Von Thilo Koch

Verweilen Sie vor dem Unvereinbaren“, hat der alte, der weise gewordene Benn geraten. Es war etwas von einem korpulenten, leise murmelnden Buddha an ihm, wenn er solche Sätze – hinter seinem Büro-Schreibtisch ins erwünschte Zwielicht des kahlen Ordinationszimmers blinzelnd – dem erkenntnishungrigen Besucher zu verstehen gab.

Viele haben so vor ihm gesessen und sind halbzufrieden wieder gegangen.
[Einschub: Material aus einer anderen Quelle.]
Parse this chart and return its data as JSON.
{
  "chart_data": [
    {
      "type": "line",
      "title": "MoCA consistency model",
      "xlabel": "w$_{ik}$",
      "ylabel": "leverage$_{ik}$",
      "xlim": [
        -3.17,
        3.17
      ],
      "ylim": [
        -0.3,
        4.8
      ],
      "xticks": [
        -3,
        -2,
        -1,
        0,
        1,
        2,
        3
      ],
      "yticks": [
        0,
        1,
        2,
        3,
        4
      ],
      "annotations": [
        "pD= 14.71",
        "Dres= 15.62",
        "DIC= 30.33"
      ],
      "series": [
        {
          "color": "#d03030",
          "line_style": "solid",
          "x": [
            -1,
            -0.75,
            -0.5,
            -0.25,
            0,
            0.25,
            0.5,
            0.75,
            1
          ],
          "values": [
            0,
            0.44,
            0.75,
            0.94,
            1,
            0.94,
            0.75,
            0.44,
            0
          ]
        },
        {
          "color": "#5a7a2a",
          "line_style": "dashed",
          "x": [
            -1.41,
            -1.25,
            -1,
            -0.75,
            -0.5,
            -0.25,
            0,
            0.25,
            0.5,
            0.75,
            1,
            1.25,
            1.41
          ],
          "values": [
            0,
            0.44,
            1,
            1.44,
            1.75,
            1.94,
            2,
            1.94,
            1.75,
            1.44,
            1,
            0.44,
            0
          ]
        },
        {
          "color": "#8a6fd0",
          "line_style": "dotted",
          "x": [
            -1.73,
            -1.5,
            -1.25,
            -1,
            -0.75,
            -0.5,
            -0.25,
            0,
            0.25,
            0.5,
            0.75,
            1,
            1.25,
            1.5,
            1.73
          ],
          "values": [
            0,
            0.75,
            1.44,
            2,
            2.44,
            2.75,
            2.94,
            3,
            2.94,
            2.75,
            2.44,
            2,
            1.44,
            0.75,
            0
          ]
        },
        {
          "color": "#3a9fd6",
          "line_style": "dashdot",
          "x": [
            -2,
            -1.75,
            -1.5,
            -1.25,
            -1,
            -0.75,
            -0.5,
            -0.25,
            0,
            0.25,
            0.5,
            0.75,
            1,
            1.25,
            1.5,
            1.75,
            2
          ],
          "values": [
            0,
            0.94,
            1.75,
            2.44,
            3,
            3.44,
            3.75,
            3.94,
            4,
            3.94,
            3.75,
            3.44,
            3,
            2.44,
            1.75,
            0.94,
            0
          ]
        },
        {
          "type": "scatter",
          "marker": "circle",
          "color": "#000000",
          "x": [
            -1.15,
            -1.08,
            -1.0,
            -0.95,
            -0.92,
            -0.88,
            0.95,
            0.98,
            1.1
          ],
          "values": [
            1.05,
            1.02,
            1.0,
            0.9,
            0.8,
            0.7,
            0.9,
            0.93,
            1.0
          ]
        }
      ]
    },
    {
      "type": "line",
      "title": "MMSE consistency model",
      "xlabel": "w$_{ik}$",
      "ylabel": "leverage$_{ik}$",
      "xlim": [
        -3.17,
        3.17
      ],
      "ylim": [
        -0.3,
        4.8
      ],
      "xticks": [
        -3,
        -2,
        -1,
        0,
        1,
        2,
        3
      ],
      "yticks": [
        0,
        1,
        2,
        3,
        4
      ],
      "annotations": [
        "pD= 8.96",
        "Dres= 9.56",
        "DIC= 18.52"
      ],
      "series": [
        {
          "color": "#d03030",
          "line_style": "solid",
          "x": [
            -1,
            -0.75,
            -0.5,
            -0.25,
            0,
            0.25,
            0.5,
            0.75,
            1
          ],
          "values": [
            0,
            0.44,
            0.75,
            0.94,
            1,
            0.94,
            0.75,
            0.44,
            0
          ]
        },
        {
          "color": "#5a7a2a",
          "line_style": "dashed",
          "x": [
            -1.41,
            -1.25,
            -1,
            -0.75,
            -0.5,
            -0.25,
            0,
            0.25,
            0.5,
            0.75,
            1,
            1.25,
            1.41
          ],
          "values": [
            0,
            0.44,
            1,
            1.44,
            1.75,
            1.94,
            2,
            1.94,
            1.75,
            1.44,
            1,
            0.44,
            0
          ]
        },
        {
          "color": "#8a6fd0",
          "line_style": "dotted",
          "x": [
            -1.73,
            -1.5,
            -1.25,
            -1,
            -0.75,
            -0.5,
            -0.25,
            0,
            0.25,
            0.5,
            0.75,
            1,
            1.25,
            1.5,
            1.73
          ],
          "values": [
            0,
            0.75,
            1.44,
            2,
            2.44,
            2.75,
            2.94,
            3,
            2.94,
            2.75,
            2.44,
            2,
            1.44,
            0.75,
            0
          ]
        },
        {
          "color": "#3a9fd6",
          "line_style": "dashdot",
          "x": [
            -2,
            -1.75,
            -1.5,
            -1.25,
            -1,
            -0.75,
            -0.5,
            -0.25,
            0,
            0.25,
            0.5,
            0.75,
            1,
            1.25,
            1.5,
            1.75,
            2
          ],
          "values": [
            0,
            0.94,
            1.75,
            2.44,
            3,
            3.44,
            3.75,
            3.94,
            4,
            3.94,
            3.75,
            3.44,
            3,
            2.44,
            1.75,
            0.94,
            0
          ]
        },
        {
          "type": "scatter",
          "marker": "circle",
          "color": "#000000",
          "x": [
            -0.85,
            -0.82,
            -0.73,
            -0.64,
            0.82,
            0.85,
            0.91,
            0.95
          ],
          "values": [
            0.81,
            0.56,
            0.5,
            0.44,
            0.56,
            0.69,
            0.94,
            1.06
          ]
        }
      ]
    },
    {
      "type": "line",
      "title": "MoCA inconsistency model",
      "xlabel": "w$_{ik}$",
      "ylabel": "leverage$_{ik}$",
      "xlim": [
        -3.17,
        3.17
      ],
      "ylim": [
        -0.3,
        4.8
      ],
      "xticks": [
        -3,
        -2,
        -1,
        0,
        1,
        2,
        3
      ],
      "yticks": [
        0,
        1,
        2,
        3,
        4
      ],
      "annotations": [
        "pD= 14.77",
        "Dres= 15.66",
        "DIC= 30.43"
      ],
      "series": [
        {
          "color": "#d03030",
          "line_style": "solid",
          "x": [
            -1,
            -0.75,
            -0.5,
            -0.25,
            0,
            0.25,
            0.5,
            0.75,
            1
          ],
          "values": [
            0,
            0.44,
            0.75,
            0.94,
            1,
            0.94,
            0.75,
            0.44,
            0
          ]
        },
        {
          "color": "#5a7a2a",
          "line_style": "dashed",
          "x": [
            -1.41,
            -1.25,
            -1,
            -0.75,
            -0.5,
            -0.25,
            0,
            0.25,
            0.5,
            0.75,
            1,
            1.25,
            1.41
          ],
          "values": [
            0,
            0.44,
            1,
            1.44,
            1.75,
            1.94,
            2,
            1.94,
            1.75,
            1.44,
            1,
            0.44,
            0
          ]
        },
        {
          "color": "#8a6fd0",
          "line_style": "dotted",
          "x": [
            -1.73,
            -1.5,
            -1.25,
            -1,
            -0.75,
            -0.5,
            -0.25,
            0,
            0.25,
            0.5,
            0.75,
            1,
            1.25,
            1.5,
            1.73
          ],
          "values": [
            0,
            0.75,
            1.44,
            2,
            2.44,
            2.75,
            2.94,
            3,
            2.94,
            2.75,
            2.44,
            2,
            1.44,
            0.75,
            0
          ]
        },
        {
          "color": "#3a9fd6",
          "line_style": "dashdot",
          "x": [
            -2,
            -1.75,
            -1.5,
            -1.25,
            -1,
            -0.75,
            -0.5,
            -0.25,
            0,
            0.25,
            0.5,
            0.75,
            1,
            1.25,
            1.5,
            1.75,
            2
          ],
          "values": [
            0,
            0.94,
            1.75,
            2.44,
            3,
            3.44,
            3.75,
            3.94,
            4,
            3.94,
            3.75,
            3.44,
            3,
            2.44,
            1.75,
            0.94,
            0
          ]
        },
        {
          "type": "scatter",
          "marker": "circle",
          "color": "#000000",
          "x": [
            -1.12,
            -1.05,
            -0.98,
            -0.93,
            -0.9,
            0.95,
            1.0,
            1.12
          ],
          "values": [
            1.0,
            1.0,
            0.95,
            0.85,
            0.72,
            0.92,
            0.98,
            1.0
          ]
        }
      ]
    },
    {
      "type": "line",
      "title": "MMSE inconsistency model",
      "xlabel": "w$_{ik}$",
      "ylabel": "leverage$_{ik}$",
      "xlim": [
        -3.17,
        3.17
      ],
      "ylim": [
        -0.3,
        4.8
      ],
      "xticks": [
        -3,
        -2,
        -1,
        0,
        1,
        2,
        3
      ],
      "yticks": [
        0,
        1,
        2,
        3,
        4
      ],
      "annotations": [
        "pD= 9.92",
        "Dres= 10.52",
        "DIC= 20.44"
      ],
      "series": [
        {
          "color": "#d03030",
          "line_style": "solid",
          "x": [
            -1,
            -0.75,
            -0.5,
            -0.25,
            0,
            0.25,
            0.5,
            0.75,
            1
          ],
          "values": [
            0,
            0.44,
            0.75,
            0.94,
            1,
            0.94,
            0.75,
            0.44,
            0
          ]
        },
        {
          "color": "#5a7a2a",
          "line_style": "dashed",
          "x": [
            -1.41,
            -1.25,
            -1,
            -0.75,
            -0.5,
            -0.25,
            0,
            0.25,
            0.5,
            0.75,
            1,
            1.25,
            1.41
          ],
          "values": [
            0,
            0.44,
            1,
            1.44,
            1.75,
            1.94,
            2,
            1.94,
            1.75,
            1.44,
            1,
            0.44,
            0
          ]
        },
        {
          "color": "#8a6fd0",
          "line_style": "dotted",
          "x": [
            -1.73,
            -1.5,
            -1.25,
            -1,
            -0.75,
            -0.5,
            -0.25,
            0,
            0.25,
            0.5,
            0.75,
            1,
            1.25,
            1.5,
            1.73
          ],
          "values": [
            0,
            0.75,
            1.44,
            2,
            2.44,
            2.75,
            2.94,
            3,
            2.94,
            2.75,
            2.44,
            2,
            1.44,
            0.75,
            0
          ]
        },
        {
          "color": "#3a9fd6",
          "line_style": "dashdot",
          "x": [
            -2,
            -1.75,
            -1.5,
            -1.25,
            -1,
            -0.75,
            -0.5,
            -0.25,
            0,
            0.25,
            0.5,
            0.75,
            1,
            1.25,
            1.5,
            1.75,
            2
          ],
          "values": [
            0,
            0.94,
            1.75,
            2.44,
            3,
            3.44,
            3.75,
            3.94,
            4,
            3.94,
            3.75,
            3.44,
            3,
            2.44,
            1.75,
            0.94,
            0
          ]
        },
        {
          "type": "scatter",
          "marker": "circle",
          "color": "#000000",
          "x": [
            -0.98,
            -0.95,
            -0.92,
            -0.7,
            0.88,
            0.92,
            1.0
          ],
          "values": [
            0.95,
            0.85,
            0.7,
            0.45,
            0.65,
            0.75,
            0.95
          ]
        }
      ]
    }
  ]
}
Ich gehörte dazu und auch Dieter Wellershoff; beide haben wir Bücher über den Meister geschrieben, weil wir uns mit seinem Rat nicht bescheiden mochten – oder doch wenigstens jenes „Unvereinbare“ genauer kennenzulernen wünschten, vor dem wir verweilen sollten.

Wellershoff schrieb als junger Bonner Philologe schon seine Dissertation über Benn; nun aber legte er das bisher eindringlichste Werk zur Frage vor, wie die unvergleichliche Tiefen- und später auch Breitenwirkung eines esoterischen Expressionisten aufs geistige Deutschland der zweiten Nachkriegszeit erklärt werden könnte –

Dieter Wellershoff: „Gottfried Benn, Phänotyp dieser Stunde“; Verlag Kiepenheuer & Witsch, Köln; 253 S., 16,80 DM.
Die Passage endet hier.